In the list of some of the oldest working techniques of the mankind, metal forging will be on the top! It paved way for the introduction of better methods of cultivation and crafts and trades development. Metal forging also led to the creation of weapons and devices in the olden eras.
In the previous article, “What is Steel Forging?” we saw an overview of what exactly is the forging of steel. Now, let’s dig into some history of forged steel and forged alloy!

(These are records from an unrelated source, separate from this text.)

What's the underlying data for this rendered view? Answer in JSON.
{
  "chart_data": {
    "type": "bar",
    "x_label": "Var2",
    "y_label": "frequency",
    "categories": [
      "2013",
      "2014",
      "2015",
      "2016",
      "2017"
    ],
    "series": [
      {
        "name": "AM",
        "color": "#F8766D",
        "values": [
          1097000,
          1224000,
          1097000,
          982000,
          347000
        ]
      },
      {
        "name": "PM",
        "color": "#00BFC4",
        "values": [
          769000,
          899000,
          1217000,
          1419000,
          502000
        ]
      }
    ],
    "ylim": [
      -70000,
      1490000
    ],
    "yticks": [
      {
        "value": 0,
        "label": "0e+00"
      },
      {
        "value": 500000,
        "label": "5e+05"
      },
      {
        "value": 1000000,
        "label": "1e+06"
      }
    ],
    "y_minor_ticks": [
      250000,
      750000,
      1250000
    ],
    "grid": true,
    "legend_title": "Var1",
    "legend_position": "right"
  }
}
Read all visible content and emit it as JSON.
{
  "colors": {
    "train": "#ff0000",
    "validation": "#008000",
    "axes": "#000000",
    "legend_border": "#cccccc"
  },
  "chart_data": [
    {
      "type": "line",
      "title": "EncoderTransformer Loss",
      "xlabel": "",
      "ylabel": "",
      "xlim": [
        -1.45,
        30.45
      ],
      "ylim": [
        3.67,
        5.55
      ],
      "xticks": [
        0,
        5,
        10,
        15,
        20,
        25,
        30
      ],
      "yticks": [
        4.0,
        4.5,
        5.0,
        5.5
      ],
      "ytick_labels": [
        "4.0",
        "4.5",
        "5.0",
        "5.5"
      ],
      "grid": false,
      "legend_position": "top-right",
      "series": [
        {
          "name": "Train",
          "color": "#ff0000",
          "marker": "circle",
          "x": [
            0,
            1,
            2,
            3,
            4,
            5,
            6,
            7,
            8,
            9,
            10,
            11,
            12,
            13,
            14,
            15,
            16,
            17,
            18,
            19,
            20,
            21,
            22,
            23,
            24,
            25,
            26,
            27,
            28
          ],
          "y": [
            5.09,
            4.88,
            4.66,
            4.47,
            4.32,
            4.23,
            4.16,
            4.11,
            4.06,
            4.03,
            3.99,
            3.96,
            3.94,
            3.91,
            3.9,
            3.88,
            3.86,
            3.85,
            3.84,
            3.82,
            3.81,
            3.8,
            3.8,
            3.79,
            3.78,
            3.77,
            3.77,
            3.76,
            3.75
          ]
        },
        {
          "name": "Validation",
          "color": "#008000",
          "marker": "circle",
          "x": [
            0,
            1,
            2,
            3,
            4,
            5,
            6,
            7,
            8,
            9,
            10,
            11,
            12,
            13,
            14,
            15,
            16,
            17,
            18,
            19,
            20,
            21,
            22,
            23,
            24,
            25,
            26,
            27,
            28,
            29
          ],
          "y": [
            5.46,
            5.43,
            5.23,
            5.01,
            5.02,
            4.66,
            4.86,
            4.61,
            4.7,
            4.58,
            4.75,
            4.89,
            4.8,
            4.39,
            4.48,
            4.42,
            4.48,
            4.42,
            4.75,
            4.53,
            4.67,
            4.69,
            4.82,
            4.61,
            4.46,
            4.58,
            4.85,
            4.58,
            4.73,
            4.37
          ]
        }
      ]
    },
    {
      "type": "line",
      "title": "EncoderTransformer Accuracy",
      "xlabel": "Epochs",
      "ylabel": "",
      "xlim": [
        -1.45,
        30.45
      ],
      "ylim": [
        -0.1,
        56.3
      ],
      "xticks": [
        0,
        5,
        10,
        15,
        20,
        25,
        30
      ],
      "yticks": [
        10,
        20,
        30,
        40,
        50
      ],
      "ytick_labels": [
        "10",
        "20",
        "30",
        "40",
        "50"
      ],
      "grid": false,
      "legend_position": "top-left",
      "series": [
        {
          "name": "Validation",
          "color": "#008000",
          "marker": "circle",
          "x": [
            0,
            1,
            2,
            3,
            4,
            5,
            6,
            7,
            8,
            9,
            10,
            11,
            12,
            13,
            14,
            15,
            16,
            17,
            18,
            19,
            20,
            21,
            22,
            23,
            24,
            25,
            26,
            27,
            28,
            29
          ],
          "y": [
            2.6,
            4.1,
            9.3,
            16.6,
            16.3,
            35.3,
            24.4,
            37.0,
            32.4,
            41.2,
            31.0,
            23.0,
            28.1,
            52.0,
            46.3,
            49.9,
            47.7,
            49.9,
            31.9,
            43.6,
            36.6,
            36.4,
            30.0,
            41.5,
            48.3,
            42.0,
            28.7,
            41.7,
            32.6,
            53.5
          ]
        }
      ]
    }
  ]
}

Laying the Foundation of the Forging Process
Before the fire was put down to use for its various purposes, it was considered as a threat to humankind resulting into overpowering devastation. However, soon upon the realization of the reality, the fire was tamed to enjoy its benefits. The taming of fire set a base for the technical development in the cultural history!
Fire in the initial periods, as we all know, was utilized as a source of heat and light. It was utilized against the wild animals as a protecting shield. Additionally, it was used as a medium to prepare and cook food. But, that was not the end of the existence of fire! Soon the early humans discovered that the precious metals like gold, silver, and copper could be given a distinct shape with fire. Thus, evolved the craft of forging materials!
It all started with one of the biggest discovery of mankind: fire
The Beginning of the Forging Process
Did you know Steel forging process is already 6,000 years old! Fascinating, right?
The art of the forging techniques dates to at least 4000 BC and earlier. The hot forging of metals all began in the land of Mesopotamia, between the Tigris and the Euphrates.
Bronze and iron went through the forging process by the early man to produce hand tools, weapons of war, and jewelry. However, the very first recorded metal, forged by fire and employed by humans was Gold. To shape the metal, rock was used as a forging hammer. Until the end of the 19th century, the precision forging of iron and steel continued.
Sketch from the pictures in the grave of Rechmiré in the18th Dynasty (about 1450 BC)
Image Source: EuroForge
The 19th Century Forging
Open die forging of wrought iron was something the 19th century smiths were greatly proficient and skilled at. However, there was a catch!
The wrought iron could only be formed in great heat. Therefore, the forge-smiths became competent in hammer welding. The process of forging and hammer welding underwent by smiths resulted in huge shaft forgings weighing 10 tons and more.
Then came the great invention of the steam engine in the 19th century which the world witnessed! The invention introduced the human race to the modern forge engineering as we all know it!
The electrical power harnessed from the engine and the resultant explosive developments was all a boon for the industrial forge.
After the mid-19th century, the forging technology got in contact with an energy source of a hitherto unknown dimension. After the encounter, the forging industry was no longer dependent on the river locations. It developed powerful steam hammers and air hammers after that.
The late 19th and the early 20th century smiths incorporated hammers driven by transmission shafts. With the help of such hammers, they produced an assortment of forged parts mainly for the railway, car, and agricultural industry.
The Bessemer Process
Image Source: David Darling
Steel Making Developments Aiding the Forging Industry
The further development of the Bessemer process as the invention of the basic steel making process was of great assistance to the forging industry.
Wondering how did that help the forge smiths? It meant cheaper supplies of iron ore containing high phosphorus and Sulphur levels could be smelted to produce high-quality steel.
The simultaneous development of the open-hearth steel making process toward the end of the 19th century was a success for the forging industry as well. The industry now had a reliable, low cost, high volume raw material.
Thus, began the journey of modern techniques in the forging industry in full power!
The 20th Century Forging Developments
The second half of the 20th century saw improved productivity due to the growth of solid-state electrical induction heaters. The induction heating technique empowered greater throughput and enhanced dimensional control of the forged components.
The industrial revolution and the World War II also had a great impact on the forging industry and its techniques. It paved way for enhanced forging press equipment, forging processes, and forging machine.
Ironically, the war scene was of great assistance to the forging industry. It was in great demand to produce weapons.
The World War II also had a great impact on the forging industry
Image Source: Worldsteel
The Modern Times of Forging
Representing a novel level of forging efficiency and control, today we have modern computer-controlled hydraulic and air hammers. The up-to-date machinery contributes to a successful progress in the forged products.
The forging industry skillfully produces a wide range of forged steel tools for use in the aerospace, automotive, mining, agriculture, and energy industries.
It was the desire to design adorning materials from precious metals that gave birth to the process of forging as an art form. Today, forging has become a worldwide famous industry significantly contributing to the development of the mankind!
The journey from the early age hammers to the present’s highly automated and computerized forging techniques is truly fascinating to watch!